Testing Depth First Search Numbering

Property Testing is a formal framework to study the computational power and complexity of sampling from combinatorial objects. A central goal in standard graph property testing is to understand which graph properties are testable with sublinear query complexity. Here, a graph property P is testable with a sublinear query complexity if there is an algorithm that makes a sublinear number of queries to the input graph and accepts with probability at least 2/3, if the graph has property P, and rejects with probability at least 2/3 if it is $\varepsilon$-far from every graph that has property P. In this paper, we introduce a new variant of the bounded degree graph model. In this variant, in addition to the standard representation of a bounded degree graph, we assume that every vertex $v$ has a unique label num$(v)$ from $\{1, \dots, |V|\}$, and in addition to the standard queries in the bounded degree graph model, we also allow a property testing algorithm to query for the label of a vertex (but not for a vertex with a given label).

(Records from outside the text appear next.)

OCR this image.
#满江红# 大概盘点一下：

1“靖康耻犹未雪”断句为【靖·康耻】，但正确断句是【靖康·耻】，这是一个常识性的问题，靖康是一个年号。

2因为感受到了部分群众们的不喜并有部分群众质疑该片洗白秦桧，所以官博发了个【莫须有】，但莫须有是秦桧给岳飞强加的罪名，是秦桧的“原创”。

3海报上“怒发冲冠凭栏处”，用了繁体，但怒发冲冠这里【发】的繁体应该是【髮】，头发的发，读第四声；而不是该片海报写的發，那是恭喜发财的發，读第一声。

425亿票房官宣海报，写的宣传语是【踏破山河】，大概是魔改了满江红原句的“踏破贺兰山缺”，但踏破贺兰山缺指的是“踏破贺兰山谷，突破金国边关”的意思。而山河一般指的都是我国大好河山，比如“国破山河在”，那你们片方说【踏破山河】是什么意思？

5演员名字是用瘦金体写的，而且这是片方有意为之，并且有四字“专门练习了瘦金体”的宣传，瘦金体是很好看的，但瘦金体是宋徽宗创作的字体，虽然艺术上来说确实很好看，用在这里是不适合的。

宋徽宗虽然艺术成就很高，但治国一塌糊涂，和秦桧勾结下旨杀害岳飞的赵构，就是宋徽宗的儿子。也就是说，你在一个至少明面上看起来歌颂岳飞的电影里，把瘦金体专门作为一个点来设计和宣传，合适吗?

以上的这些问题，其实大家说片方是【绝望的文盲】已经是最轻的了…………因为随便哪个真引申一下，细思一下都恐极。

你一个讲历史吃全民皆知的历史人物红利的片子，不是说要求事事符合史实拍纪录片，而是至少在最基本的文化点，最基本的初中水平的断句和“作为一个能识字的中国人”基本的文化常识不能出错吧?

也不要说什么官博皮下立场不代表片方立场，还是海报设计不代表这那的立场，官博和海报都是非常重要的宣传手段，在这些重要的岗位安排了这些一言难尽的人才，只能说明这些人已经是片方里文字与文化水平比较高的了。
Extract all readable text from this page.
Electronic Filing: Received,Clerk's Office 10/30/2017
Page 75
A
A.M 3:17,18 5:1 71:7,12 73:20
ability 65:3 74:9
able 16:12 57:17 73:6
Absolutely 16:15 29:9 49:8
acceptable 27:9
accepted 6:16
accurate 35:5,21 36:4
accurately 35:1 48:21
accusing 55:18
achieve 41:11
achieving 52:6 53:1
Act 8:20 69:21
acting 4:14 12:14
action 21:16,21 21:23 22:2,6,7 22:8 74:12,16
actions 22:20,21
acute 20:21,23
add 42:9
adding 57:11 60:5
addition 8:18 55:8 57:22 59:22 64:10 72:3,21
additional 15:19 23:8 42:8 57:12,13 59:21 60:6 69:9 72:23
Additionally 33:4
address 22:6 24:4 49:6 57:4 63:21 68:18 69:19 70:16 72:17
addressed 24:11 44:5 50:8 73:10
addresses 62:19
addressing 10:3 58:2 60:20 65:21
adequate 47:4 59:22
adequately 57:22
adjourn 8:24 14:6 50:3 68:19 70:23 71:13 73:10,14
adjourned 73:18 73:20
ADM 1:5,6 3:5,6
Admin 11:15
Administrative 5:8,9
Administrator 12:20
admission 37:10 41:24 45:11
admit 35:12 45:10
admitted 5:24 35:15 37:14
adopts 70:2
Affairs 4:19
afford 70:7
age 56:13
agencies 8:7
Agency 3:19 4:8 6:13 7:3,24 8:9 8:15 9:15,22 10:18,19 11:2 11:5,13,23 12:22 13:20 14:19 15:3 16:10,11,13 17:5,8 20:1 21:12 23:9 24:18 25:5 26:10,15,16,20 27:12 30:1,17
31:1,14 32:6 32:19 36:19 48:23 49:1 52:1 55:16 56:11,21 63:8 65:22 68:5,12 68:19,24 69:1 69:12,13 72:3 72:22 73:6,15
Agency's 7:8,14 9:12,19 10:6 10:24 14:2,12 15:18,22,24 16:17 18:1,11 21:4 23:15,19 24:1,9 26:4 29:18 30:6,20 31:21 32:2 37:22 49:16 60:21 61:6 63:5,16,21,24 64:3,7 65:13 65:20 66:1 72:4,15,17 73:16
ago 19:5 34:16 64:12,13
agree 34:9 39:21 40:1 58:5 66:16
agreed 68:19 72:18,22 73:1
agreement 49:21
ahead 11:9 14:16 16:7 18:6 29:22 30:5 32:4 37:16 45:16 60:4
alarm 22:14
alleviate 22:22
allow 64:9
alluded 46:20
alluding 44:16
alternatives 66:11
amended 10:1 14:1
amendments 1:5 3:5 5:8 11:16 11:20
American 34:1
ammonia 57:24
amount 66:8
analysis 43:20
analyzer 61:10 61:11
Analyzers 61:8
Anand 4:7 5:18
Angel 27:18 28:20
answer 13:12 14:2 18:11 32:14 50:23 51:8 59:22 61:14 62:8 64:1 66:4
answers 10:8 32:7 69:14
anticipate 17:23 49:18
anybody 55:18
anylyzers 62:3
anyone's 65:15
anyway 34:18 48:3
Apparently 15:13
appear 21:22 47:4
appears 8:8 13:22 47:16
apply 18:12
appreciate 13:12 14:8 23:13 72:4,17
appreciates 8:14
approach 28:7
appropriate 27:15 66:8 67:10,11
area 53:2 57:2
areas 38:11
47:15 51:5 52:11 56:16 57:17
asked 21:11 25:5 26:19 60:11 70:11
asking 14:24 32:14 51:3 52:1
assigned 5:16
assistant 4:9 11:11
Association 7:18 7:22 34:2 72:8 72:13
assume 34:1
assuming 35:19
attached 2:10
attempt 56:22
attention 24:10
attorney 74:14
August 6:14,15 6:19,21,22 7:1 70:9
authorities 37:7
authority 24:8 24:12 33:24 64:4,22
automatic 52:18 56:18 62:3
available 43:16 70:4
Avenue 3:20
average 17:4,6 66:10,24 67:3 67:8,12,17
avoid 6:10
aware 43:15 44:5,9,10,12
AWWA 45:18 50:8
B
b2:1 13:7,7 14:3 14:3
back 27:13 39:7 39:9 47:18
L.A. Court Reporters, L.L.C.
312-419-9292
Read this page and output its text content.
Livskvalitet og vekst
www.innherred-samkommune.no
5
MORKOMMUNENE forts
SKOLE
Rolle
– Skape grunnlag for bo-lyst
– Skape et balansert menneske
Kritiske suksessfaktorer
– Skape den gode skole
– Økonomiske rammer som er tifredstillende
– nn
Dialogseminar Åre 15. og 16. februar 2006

Our new model is motivated by certain graph processes such as a DFS traversal, which assign consecutive numbers (labels) to the vertices of the graph. We want to study which of these numberings can be tested in sublinear time. As a first step in understanding such a model, we develop a \emph{property testing algorithm for discovery times of a DFS traversal} with query complexity $O(n^{1/3}/\varepsilon)$ and for constant $\varepsilon>0$ we give a matching lower bound.